Processo C-112/02


Kohlpharma GmbH
contra
Bundesrepublik Deutschland



(pedido de decisão prejudicial apresentado pelo Oberverwaltungsgericht für das Land Nordrhein-Westfalen)

«Livre circulação de mercadorias – Medicamentos – Importação – Pedido de autorização de introdução no mercado segundo um processo simplificado – Origem comum»

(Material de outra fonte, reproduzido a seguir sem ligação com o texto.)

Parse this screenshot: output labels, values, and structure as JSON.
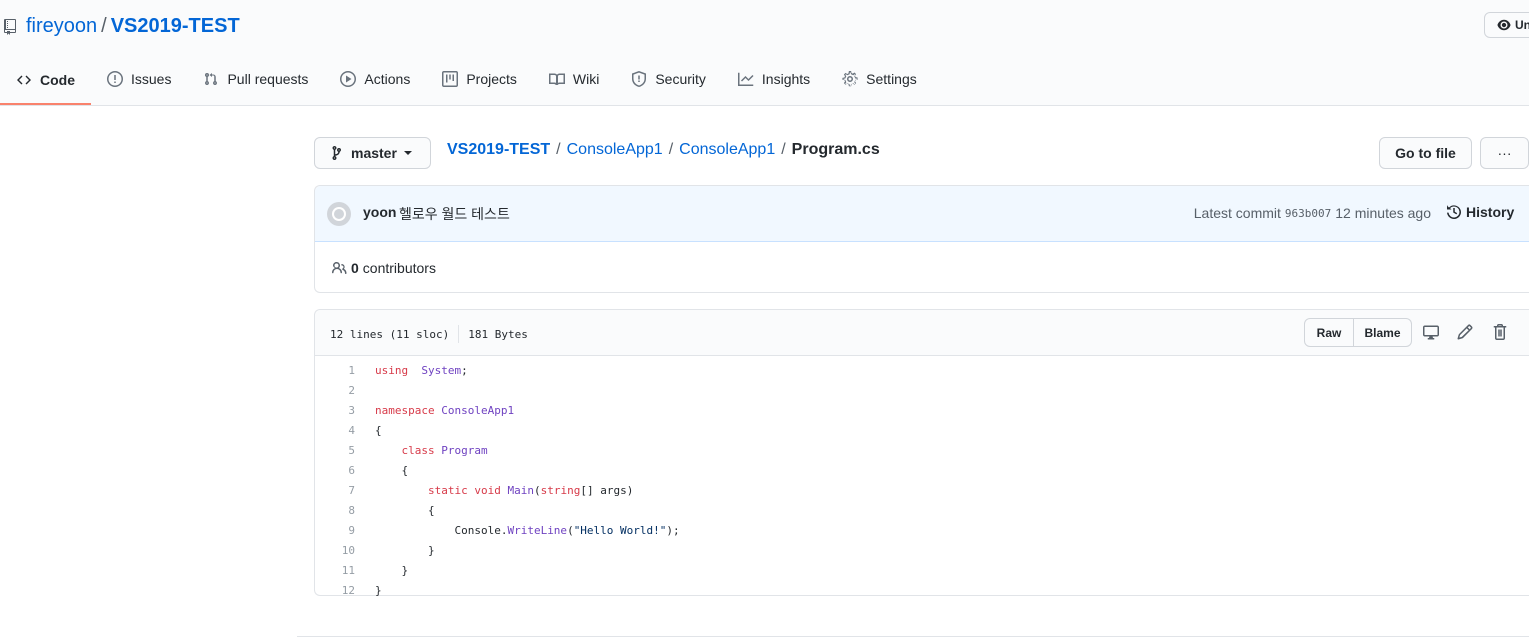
{
  "repo": {
    "owner": "fireyoon",
    "separator": "/",
    "name": "VS2019-TEST",
    "watch_label": "Un"
  },
  "tabs": [
    {
      "label": "Code",
      "icon": "code-icon",
      "active": true
    },
    {
      "label": "Issues",
      "icon": "issue-icon"
    },
    {
      "label": "Pull requests",
      "icon": "pull-request-icon"
    },
    {
      "label": "Actions",
      "icon": "play-icon"
    },
    {
      "label": "Projects",
      "icon": "project-icon"
    },
    {
      "label": "Wiki",
      "icon": "book-icon"
    },
    {
      "label": "Security",
      "icon": "shield-icon"
    },
    {
      "label": "Insights",
      "icon": "graph-icon"
    },
    {
      "label": "Settings",
      "icon": "gear-icon"
    }
  ],
  "branch": {
    "label": "master"
  },
  "breadcrumb": {
    "root": "VS2019-TEST",
    "sep": "/",
    "dir1": "ConsoleApp1",
    "dir2": "ConsoleApp1",
    "file": "Program.cs"
  },
  "actions": {
    "goto_file": "Go to file",
    "more": "···"
  },
  "commit": {
    "author": "yoon",
    "message": "헬로우 월드 테스트",
    "latest_label": "Latest commit",
    "sha": "963b007",
    "time": "12 minutes ago",
    "history_label": "History"
  },
  "contributors": {
    "count": "0",
    "label": "contributors"
  },
  "file": {
    "lines_info": "12 lines (11 sloc)",
    "size": "181 Bytes",
    "raw_label": "Raw",
    "blame_label": "Blame"
  },
  "code_lines": [
    {
      "n": "1",
      "t": [
        [
          "kw",
          "using"
        ],
        [
          "",
          "  "
        ],
        [
          "en",
          "System"
        ],
        [
          "",
          ";"
        ]
      ]
    },
    {
      "n": "2",
      "t": []
    },
    {
      "n": "3",
      "t": [
        [
          "kw",
          "namespace"
        ],
        [
          "",
          " "
        ],
        [
          "en",
          "ConsoleApp1"
        ]
      ]
    },
    {
      "n": "4",
      "t": [
        [
          "",
          "{"
        ]
      ]
    },
    {
      "n": "5",
      "t": [
        [
          "",
          "    "
        ],
        [
          "kw",
          "class"
        ],
        [
          "",
          " "
        ],
        [
          "en",
          "Program"
        ]
      ]
    },
    {
      "n": "6",
      "t": [
        [
          "",
          "    {"
        ]
      ]
    },
    {
      "n": "7",
      "t": [
        [
          "",
          "        "
        ],
        [
          "kw",
          "static"
        ],
        [
          "",
          " "
        ],
        [
          "kw",
          "void"
        ],
        [
          "",
          " "
        ],
        [
          "en",
          "Main"
        ],
        [
          "",
          "("
        ],
        [
          "kw",
          "string"
        ],
        [
          "",
          "[] args)"
        ]
      ]
    },
    {
      "n": "8",
      "t": [
        [
          "",
          "        {"
        ]
      ]
    },
    {
      "n": "9",
      "t": [
        [
          "",
          "            Console."
        ],
        [
          "en",
          "WriteLine"
        ],
        [
          "",
          "("
        ],
        [
          "st",
          "\"Hello World!\""
        ],
        [
          "",
          ");"
        ]
      ]
    },
    {
      "n": "10",
      "t": [
        [
          "",
          "        }"
        ]
      ]
    },
    {
      "n": "11",
      "t": [
        [
          "",
          "    }"
        ]
      ]
    },
    {
      "n": "12",
      "t": [
        [
          "",
          "}"
        ]
      ]
    }
  ],
  "colors": {
    "link": "#0366d6",
    "active_tab_underline": "#f9826c",
    "commit_bg": "#f1f8ff",
    "keyword": "#d73a49",
    "entity": "#6f42c1",
    "string": "#032f62"
  }
}
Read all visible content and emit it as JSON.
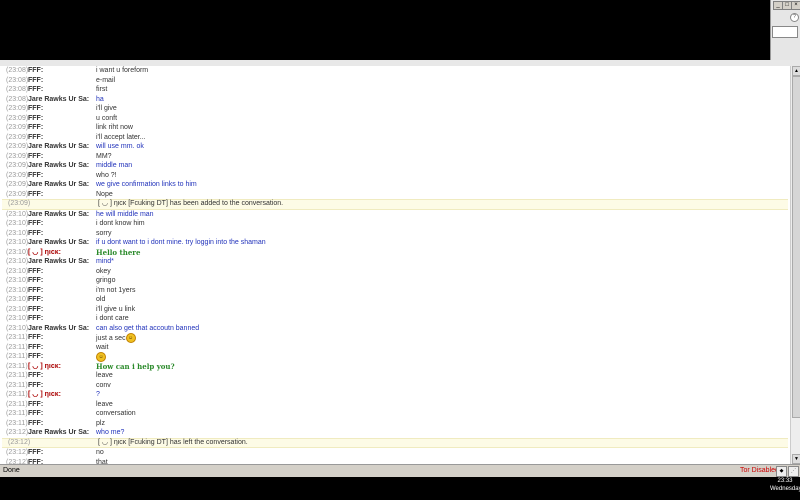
{
  "top": {
    "help_glyph": "?",
    "window_buttons": [
      "_",
      "□",
      "×"
    ]
  },
  "messages": [
    {
      "ts": "(23:08)",
      "nick": "FFF:",
      "text": "i want u foreform",
      "kind": "self"
    },
    {
      "ts": "(23:08)",
      "nick": "FFF:",
      "text": "e-mail",
      "kind": "self"
    },
    {
      "ts": "(23:08)",
      "nick": "FFF:",
      "text": "first",
      "kind": "self"
    },
    {
      "ts": "(23:08)",
      "nick": "Jare Rawks Ur Sa:",
      "text": "ha",
      "kind": "other"
    },
    {
      "ts": "(23:09)",
      "nick": "FFF:",
      "text": "i'll give",
      "kind": "self"
    },
    {
      "ts": "(23:09)",
      "nick": "FFF:",
      "text": "u conft",
      "kind": "self"
    },
    {
      "ts": "(23:09)",
      "nick": "FFF:",
      "text": "link riht now",
      "kind": "self"
    },
    {
      "ts": "(23:09)",
      "nick": "FFF:",
      "text": "i'll accept later...",
      "kind": "self"
    },
    {
      "ts": "(23:09)",
      "nick": "Jare Rawks Ur Sa:",
      "text": "will use mm. ok",
      "kind": "other"
    },
    {
      "ts": "(23:09)",
      "nick": "FFF:",
      "text": "MM?",
      "kind": "self"
    },
    {
      "ts": "(23:09)",
      "nick": "Jare Rawks Ur Sa:",
      "text": "middle man",
      "kind": "other"
    },
    {
      "ts": "(23:09)",
      "nick": "FFF:",
      "text": "who ?!",
      "kind": "self"
    },
    {
      "ts": "(23:09)",
      "nick": "Jare Rawks Ur Sa:",
      "text": "we give confirmation links to him",
      "kind": "other"
    },
    {
      "ts": "(23:09)",
      "nick": "FFF:",
      "text": "Nope",
      "kind": "self"
    },
    {
      "ts": "(23:09)",
      "nick": "",
      "text": "[ ◡ ] ηιcκ [Fcuking DT] has been added to the conversation.",
      "kind": "sys"
    },
    {
      "ts": "(23:10)",
      "nick": "Jare Rawks Ur Sa:",
      "text": "he will middle man",
      "kind": "other"
    },
    {
      "ts": "(23:10)",
      "nick": "FFF:",
      "text": "i dont know him",
      "kind": "self"
    },
    {
      "ts": "(23:10)",
      "nick": "FFF:",
      "text": "sorry",
      "kind": "self"
    },
    {
      "ts": "(23:10)",
      "nick": "Jare Rawks Ur Sa:",
      "text": "if u dont want to i dont mine. try loggin into the shaman",
      "kind": "other"
    },
    {
      "ts": "(23:10)",
      "nick": "[ ◡ ] ηιcκ:",
      "text": "Hello there",
      "kind": "nick"
    },
    {
      "ts": "(23:10)",
      "nick": "Jare Rawks Ur Sa:",
      "text": "mind*",
      "kind": "other"
    },
    {
      "ts": "(23:10)",
      "nick": "FFF:",
      "text": "okey",
      "kind": "self"
    },
    {
      "ts": "(23:10)",
      "nick": "FFF:",
      "text": "gringo",
      "kind": "self"
    },
    {
      "ts": "(23:10)",
      "nick": "FFF:",
      "text": "i'm not 1yers",
      "kind": "self"
    },
    {
      "ts": "(23:10)",
      "nick": "FFF:",
      "text": "old",
      "kind": "self"
    },
    {
      "ts": "(23:10)",
      "nick": "FFF:",
      "text": "i'll give u link",
      "kind": "self"
    },
    {
      "ts": "(23:10)",
      "nick": "FFF:",
      "text": "i dont care",
      "kind": "self"
    },
    {
      "ts": "(23:10)",
      "nick": "Jare Rawks Ur Sa:",
      "text": "can also get that accoutn banned",
      "kind": "other"
    },
    {
      "ts": "(23:11)",
      "nick": "FFF:",
      "text": "just a sec",
      "kind": "self",
      "smiley": true
    },
    {
      "ts": "(23:11)",
      "nick": "FFF:",
      "text": "wait",
      "kind": "self"
    },
    {
      "ts": "(23:11)",
      "nick": "FFF:",
      "text": "",
      "kind": "self",
      "smiley": true
    },
    {
      "ts": "(23:11)",
      "nick": "[ ◡ ] ηιcκ:",
      "text": "How can i help you?",
      "kind": "nick"
    },
    {
      "ts": "(23:11)",
      "nick": "FFF:",
      "text": "leave",
      "kind": "self"
    },
    {
      "ts": "(23:11)",
      "nick": "FFF:",
      "text": "conv",
      "kind": "self"
    },
    {
      "ts": "(23:11)",
      "nick": "[ ◡ ] ηιcκ:",
      "text": "?",
      "kind": "nickplain"
    },
    {
      "ts": "(23:11)",
      "nick": "FFF:",
      "text": "leave",
      "kind": "self"
    },
    {
      "ts": "(23:11)",
      "nick": "FFF:",
      "text": "conversation",
      "kind": "self"
    },
    {
      "ts": "(23:11)",
      "nick": "FFF:",
      "text": "plz",
      "kind": "self"
    },
    {
      "ts": "(23:12)",
      "nick": "Jare Rawks Ur Sa:",
      "text": "who me?",
      "kind": "other"
    },
    {
      "ts": "(23:12)",
      "nick": "",
      "text": "[ ◡ ] ηιcκ [Fcuking DT] has left the conversation.",
      "kind": "sys"
    },
    {
      "ts": "(23:12)",
      "nick": "FFF:",
      "text": "no",
      "kind": "self"
    },
    {
      "ts": "(23:12)",
      "nick": "FFF:",
      "text": "that",
      "kind": "self"
    }
  ],
  "status": {
    "left": "Done",
    "tor": "Tor Disabled"
  },
  "clock": {
    "time": "23:33",
    "day": "Wednesday"
  }
}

Conclusões do advogado-geral A.Tizzano apresentadas em 11 de Setembro de 2003
    
Acórdão do Tribunal de Justiça (Sexta Secção) de 1 de Abril de 2004
    

Sumário do acórdão

Livre circulação de mercadorias – Restrições quantitativas – Medidas de efeito equivalente – Medicamentos – Pedido de autorização de introdução no mercado com referência a um medicamento já autorizado – Possibilidade de transpor a avaliação quanto à segurança e eficácia realizada para este medicamento sem riscos para a saúde pública – Indeferimento do pedido na falta de origem comum dos medicamentos – Inadmissibilidade – Justificação – Inexistência

(Artigos 28.° CE e 30.° CE)

No caso de

– ter sido pedida uma autorização de introdução no mercado para um medicamento com referência a um medicamento já autorizado,

– o medicamento objecto do pedido ser importado de um Estado‑Membro no qual obteve uma autorização de introdução no mercado,

– a avaliação do medicamento já autorizado quanto à sua eficácia e segurança poder ser utilizada, sem qualquer risco para a saúde pública, para o medicamento objecto do pedido de autorização de introdução no mercado,

os artigos 28.° CE e 30.° CE opõem‑se a que o pedido seja recusado pela simples razão de os dois medicamentos não terem uma origem comum, ou seja, de os produtores dessas especialidades não fazerem parte do mesmo grupo de empresas e de não os fabricarem com base em acordos com um mesmo licenciante.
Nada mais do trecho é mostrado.